America's Debt Deal: Political (and economic) collapse retreats

Just over two months ago, I asserted here that the negativity surrounding America's political system and its ability to function and keep the country going was overblown (see post). The current debt deal, which passed the (more tricky) house yesterday evening, provides more evidence of this. I admit to only having partial details on it, but it thus far looks sensible. The pain is spread evenly and is mostly being delayed until later, allowing time for the economy to recover. These two aspects are very sensible: with divided government, cuts needed to affect parts of the budget both parties hold dear, and with the economy in its current fragile state, cutting too much too soon could have been calamitous. Economists and rating agencies had been calling for a credible deficit reduction plan, not an immediate reduction itself.

OK, fine, so disaster hasn't struck, is that the best we can expect from the US Government these days? This seems like a good point, and sometimes I feel it myself, but it again focuses too much on the negative. Congress over the past few years has passed a revolutionary (for America) health care plan, nationalized student financial assistance programs, changed environmental regulation, and accomplished many other things to boot. This seems to get lost among the noise of insanely partisan politicians screaming at each other (usually figuratively only) and egging groups on who call one side or the other things like "fascist," "Nazi," or "socialist." The absurdity of it all is enough to make the strongest stomach queasy.

But it still works.

American politics is noisy and partisan. That's the way it is. The REASON it is that way is because Americans vote for it to be that way. In particular, republican voters tend to want representatives in government who stick to their guns and don't compromise (see chart). So republicans are loud, obstructive, and stubborn. It's irritating. But that's the way their constituents want them to be. That's a sign that American democracy is working well, not poorly.

The problem, then, is not with America's democracy or even its political system, but rather with Americans themselves. No one likes to hear that they themselves have gotten themselves into a pickle, but they have. Once again, though, let's not be overly negative. I'm a realist, not an optimist by any means, but people on the liberal side of the isle with me tend to be overly negative. It's hard sometimes, I know. But take a closer look at that chart. Not only do most democratic voters prefer compromise to get things done, the majority of ALL voters does, too. As long as that is the case, we ought to be all right, even if compromise comes at the last minute and is a noisy, shameful spectacle every time.

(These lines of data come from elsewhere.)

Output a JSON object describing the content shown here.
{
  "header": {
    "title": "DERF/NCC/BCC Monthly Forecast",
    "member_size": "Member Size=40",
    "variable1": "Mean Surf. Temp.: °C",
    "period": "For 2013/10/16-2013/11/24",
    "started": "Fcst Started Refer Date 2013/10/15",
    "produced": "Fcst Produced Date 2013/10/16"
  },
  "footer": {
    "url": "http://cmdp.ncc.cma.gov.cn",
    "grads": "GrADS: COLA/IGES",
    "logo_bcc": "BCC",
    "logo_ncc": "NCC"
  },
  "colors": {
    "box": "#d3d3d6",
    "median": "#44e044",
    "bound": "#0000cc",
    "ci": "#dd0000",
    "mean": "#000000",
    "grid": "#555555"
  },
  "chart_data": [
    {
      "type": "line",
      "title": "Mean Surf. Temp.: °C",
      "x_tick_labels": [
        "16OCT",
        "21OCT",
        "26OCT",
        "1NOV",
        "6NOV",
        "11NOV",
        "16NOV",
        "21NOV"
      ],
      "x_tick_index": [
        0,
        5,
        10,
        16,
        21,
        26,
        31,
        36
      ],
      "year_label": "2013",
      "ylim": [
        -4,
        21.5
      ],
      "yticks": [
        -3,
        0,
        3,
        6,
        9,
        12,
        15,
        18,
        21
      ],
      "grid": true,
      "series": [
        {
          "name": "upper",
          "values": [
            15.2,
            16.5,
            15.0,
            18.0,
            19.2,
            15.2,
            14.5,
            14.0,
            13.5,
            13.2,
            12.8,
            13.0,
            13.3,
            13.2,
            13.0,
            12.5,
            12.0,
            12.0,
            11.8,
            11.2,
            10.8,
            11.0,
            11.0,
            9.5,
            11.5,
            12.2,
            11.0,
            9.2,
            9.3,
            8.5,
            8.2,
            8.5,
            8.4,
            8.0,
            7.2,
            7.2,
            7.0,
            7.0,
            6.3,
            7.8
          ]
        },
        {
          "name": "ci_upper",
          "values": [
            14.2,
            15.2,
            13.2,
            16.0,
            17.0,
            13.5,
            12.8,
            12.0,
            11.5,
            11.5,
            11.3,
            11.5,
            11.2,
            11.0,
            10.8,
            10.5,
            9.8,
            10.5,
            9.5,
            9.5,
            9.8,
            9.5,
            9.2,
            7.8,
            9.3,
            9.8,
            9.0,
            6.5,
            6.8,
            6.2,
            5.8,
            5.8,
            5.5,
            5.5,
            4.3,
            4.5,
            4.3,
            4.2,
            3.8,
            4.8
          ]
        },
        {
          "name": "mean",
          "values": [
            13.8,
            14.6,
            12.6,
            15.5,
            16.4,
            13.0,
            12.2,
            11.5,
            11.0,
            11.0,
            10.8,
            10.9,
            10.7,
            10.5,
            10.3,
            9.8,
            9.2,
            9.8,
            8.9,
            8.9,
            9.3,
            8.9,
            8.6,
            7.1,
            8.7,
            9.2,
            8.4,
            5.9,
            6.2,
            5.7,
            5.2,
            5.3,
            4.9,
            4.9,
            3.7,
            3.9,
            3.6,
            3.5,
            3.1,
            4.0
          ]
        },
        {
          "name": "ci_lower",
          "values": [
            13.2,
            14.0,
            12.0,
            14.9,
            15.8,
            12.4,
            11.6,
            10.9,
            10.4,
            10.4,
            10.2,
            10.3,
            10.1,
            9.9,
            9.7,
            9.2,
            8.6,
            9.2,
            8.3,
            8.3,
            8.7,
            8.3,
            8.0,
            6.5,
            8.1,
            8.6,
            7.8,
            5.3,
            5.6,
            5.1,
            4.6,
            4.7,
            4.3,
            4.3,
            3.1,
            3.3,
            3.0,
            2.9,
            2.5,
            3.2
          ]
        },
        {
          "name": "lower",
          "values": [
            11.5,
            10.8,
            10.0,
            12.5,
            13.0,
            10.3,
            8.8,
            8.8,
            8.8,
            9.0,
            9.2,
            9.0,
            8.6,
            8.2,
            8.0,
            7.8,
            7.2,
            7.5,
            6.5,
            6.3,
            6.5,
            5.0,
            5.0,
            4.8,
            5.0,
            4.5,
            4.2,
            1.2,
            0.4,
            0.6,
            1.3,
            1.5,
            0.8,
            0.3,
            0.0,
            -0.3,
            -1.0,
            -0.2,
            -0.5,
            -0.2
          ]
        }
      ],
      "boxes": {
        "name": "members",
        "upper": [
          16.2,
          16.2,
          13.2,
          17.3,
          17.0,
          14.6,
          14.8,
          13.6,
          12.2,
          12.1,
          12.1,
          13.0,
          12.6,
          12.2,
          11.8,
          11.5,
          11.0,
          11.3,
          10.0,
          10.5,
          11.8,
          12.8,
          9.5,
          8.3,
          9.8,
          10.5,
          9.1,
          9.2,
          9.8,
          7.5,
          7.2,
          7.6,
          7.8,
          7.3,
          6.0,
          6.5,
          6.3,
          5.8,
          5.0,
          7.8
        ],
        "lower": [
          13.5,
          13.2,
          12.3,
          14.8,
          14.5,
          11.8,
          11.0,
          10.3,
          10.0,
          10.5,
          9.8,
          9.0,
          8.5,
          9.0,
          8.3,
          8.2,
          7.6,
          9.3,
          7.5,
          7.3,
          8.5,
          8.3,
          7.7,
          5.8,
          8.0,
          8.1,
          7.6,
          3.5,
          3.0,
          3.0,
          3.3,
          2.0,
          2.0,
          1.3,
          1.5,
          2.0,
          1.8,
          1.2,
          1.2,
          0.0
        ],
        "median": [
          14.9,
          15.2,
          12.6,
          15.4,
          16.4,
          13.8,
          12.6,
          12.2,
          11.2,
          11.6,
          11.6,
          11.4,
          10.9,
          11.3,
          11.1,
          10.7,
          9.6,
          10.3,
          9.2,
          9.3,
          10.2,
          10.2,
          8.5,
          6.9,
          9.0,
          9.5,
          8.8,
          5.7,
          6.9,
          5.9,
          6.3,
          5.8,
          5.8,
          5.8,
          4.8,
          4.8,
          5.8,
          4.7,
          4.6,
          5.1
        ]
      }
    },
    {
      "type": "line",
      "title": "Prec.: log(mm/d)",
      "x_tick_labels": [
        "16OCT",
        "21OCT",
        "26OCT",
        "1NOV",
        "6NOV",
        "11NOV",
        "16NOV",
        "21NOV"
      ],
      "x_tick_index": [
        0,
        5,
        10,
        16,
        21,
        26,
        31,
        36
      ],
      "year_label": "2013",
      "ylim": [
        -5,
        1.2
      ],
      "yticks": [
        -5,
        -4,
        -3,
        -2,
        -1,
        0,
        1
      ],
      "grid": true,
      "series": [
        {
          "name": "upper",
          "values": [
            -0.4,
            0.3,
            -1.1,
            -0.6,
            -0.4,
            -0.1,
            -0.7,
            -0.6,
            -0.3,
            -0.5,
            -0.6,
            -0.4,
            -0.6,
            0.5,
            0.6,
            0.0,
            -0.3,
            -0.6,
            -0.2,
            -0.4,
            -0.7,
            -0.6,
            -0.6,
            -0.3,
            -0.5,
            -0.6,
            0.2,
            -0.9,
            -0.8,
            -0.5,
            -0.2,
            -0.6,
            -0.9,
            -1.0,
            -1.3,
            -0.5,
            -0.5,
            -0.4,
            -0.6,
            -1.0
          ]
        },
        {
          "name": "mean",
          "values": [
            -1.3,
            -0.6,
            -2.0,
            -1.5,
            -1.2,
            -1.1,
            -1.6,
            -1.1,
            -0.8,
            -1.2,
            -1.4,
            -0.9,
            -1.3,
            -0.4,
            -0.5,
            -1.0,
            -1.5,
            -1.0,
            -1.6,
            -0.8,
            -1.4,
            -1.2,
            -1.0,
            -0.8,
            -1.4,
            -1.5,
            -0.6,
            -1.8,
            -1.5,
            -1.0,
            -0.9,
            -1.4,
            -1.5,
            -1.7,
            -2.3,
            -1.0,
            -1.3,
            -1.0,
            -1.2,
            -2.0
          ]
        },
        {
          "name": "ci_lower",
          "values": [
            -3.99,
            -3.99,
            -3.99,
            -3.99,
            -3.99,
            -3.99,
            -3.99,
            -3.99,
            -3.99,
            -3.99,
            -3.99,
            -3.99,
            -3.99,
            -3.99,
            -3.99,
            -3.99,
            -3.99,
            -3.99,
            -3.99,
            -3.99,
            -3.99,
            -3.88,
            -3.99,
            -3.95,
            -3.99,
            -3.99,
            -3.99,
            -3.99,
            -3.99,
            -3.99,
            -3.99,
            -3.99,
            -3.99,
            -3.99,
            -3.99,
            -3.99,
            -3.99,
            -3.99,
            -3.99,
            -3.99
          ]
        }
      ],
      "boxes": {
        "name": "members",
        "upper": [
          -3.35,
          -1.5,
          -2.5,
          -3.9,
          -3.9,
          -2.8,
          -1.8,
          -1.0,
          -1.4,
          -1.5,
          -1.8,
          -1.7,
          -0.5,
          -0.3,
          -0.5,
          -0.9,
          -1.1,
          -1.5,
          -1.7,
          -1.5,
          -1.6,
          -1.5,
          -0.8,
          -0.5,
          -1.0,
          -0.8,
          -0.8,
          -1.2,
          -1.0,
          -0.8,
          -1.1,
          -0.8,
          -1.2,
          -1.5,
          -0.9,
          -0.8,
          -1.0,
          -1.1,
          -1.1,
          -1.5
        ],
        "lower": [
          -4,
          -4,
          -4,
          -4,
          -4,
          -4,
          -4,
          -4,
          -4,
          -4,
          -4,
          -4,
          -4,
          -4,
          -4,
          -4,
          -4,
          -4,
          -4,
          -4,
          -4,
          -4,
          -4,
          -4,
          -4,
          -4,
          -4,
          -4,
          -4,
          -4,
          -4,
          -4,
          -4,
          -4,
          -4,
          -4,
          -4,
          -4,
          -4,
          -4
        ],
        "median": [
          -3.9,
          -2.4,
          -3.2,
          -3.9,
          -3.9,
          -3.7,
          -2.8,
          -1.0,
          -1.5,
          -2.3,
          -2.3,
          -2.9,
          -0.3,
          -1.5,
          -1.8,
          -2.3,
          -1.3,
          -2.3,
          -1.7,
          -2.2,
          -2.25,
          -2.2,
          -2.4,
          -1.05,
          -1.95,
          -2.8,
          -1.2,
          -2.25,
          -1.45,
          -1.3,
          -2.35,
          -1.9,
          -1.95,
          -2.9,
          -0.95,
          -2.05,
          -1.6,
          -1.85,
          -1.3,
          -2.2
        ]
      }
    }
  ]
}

I'm not trying to make all this seem completely harmless: it wastes time and money, and smaller things that need to be done may get lost in the process. What I'm saying, though, is that the system still works. If people start to pay attention to politics more and educate themselves, then people will vote for politicians with sensible policies who are ready to get things done. As long as people are aloof from politics and continue to rely on ideology to provide their compass points, things will be irritating and suboptimal, as they are now. Any suggestions for that systemic problem? Education system?